Özellikle Türk sermaye devletinin yaşadığı durum tam bir acz ve çaresizlik durumudur. El Bab, deyim uygunsa, an itibarı ile adı gibi bir kapı değil, çıkışı olmayan bir kapan olmuştur sermaye devleti için. Bu kirli devletin Kürt sorunu ile şekillendirilen Suriye politikası defalarca iflasla sonuçlandı. Her defasında daha büyük çıkmazlara saplandı. Üstüne üstlük şimdi de onu bu çıkmazlardan çekip alacak bir stratejisi bulunmamaktadır. Demek oluyor ki yolun sonuna gelinmiştir. Bulunulan yer de acz ve çaresizliğin en dip noktasıdır.

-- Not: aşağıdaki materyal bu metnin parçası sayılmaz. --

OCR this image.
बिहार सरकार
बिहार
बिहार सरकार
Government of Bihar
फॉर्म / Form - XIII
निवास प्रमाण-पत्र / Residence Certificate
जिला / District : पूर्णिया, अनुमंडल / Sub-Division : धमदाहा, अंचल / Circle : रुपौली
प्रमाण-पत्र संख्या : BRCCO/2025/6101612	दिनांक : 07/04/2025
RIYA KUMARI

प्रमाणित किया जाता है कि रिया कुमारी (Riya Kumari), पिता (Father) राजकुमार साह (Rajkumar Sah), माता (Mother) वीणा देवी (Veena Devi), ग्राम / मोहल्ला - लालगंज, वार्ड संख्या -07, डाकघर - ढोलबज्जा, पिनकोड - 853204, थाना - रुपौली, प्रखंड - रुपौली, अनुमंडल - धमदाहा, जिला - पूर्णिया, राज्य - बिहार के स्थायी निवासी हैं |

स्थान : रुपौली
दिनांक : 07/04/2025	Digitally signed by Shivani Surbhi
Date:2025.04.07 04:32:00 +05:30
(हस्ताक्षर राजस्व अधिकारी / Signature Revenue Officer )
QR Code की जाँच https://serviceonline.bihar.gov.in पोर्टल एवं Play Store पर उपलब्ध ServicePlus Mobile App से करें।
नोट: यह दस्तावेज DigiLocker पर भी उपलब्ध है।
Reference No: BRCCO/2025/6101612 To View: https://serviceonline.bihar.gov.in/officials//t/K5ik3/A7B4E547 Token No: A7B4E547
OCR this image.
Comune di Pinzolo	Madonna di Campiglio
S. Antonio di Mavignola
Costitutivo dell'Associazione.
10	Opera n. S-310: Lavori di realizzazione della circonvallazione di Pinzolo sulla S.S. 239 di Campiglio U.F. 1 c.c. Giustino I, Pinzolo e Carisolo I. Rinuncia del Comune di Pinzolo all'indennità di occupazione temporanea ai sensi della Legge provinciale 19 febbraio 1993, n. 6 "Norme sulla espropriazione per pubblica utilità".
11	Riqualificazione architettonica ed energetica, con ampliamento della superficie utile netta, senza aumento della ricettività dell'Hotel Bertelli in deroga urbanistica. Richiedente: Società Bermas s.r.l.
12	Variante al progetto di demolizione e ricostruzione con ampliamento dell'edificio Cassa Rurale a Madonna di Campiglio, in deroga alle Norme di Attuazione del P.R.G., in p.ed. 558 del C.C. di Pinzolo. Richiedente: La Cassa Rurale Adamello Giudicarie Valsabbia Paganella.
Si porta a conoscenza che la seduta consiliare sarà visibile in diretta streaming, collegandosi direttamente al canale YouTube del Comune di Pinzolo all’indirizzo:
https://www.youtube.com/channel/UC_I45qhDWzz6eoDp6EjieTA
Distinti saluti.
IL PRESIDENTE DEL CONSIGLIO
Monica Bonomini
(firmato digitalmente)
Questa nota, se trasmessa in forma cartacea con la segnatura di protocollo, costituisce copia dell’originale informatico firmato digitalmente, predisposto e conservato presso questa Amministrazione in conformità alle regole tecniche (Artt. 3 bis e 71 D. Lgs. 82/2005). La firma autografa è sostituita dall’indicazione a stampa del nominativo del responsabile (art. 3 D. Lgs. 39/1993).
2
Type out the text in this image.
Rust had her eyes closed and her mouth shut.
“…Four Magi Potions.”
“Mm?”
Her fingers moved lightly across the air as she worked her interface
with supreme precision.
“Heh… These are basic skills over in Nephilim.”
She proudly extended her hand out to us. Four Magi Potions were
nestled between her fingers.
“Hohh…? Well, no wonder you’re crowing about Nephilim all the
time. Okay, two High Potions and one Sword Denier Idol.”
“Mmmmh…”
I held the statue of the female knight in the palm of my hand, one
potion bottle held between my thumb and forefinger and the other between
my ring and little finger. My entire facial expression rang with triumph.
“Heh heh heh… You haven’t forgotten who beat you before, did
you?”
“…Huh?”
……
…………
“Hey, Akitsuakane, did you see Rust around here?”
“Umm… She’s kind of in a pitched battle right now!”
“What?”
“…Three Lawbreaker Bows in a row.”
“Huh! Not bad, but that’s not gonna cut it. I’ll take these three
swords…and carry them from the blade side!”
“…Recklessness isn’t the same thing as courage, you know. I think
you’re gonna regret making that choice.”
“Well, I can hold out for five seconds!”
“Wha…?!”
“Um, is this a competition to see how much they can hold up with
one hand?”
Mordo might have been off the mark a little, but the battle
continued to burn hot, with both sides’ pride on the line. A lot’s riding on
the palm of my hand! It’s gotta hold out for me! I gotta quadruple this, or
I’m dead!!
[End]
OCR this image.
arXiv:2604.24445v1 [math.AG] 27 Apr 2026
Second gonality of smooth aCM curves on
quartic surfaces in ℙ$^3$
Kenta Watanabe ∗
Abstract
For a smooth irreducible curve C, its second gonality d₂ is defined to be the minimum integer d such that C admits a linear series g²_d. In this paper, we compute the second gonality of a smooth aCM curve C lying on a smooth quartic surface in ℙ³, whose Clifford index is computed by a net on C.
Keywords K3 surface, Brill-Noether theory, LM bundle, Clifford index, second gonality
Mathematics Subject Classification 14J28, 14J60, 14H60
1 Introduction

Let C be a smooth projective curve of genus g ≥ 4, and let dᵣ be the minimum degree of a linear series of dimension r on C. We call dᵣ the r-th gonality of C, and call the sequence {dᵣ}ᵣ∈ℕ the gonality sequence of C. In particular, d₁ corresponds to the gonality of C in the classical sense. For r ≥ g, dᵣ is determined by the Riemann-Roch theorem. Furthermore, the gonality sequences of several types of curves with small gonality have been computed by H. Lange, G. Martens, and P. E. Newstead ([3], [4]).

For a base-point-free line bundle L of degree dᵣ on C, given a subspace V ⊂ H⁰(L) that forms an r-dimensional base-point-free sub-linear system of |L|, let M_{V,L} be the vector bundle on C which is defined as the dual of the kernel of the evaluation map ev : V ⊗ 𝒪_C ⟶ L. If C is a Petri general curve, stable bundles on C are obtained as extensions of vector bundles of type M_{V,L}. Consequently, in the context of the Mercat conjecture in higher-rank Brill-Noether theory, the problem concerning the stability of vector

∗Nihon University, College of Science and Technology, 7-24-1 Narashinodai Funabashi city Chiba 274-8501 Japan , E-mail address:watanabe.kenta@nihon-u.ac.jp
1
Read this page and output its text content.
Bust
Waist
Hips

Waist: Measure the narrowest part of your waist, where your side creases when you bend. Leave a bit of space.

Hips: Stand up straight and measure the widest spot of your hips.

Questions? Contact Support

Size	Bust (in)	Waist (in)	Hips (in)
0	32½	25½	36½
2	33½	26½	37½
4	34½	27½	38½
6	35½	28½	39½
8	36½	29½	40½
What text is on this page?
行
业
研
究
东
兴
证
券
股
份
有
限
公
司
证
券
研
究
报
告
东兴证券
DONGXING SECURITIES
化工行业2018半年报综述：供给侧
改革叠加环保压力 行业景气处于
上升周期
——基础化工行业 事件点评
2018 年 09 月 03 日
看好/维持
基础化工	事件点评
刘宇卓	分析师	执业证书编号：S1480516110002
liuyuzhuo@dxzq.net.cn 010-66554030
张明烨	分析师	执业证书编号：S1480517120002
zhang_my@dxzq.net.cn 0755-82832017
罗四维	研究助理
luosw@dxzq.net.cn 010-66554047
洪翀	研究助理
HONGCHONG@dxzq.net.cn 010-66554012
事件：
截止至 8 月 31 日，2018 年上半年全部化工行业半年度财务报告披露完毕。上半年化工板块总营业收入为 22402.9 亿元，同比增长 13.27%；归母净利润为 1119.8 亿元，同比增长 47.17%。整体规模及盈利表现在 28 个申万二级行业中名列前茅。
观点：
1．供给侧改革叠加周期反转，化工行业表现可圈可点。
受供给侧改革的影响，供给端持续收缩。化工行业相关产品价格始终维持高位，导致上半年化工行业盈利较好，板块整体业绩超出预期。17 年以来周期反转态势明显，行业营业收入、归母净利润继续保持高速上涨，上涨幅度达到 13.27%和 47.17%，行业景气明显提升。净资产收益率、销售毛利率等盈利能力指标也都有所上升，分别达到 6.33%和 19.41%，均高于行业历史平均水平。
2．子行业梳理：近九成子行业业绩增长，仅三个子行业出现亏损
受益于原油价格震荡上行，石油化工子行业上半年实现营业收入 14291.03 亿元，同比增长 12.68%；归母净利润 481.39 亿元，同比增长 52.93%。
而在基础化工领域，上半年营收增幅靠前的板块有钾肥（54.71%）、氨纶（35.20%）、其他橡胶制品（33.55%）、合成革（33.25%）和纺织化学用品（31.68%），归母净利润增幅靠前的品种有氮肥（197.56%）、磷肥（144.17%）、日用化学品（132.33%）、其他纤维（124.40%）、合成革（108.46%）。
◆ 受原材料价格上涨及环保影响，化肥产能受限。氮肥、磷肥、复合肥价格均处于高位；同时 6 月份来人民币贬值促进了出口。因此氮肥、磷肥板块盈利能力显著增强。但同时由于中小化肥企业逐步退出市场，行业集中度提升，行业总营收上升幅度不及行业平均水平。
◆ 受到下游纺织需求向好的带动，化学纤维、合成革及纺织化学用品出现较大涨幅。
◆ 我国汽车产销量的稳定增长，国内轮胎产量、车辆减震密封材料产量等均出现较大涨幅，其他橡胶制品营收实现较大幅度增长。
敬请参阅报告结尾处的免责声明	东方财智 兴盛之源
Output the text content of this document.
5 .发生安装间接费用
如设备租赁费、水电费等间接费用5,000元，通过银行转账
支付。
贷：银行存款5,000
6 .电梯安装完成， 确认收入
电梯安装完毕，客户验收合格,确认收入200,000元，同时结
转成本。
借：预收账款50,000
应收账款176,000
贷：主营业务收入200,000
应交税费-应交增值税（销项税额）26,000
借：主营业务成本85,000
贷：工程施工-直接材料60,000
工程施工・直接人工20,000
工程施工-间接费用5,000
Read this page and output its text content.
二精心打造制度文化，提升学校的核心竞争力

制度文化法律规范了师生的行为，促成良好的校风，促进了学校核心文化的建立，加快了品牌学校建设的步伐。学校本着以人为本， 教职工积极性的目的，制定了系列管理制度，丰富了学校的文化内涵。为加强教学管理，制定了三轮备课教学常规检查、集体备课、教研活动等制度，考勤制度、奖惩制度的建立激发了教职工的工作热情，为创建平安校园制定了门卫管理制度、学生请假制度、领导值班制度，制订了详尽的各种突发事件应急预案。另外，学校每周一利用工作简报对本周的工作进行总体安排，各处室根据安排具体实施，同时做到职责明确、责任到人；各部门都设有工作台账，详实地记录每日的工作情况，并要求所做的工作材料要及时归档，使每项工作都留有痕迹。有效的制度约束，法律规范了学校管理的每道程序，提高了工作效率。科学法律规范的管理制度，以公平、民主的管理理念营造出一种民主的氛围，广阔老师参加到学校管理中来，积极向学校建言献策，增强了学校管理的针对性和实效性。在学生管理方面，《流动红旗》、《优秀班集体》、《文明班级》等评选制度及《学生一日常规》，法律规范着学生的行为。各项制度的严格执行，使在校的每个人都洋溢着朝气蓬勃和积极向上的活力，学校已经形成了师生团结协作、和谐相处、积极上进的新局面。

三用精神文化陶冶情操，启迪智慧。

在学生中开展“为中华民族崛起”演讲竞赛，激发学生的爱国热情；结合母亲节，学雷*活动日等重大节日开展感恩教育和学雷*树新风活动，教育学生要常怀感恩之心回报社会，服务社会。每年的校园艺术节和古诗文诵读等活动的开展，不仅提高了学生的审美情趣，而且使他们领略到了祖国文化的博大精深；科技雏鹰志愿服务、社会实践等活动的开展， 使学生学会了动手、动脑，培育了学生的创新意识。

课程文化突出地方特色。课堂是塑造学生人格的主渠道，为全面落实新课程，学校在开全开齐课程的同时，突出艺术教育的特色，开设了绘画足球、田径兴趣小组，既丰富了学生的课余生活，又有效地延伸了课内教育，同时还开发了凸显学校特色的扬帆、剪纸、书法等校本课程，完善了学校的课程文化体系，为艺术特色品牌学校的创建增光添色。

Türkiye’nin gerici egemenleri bu acz ve çaresizlikle, Rakka’da ve İdlib’de tedirginlik içinde bekleyen IŞİD, Ahrar’u Şam ve El Nusra çetelerine yeniden dönmüş bulunuyorlar. Astana görüşmelerinin sabote edilmesi bunun ifadesidir ve arkasında tartışmasız olarak “şer üçlüsü” vardır. Bu çetelerin yeniden sağa sola saldırılarının gerisinde bu üçlü durmaktadır. Fransa, Belçika ve Almanya’da gerçekleştirilen IŞİD imzalı saldırılarda olduğu gibi, Londra’daki saldırının arkasındaki güç de bu üç kirli ve karanlık devlettir. Urfa’daki aşiret ağaları toplantısı ve aşiret ordusu girişimi ise acz ve çaresizlikle başvurdukları kirli oyunlarının yeni bir halkasıdır. Ama nafile! Dünküler gibi yenilerinin başarı şansı da bulunmamaktadır.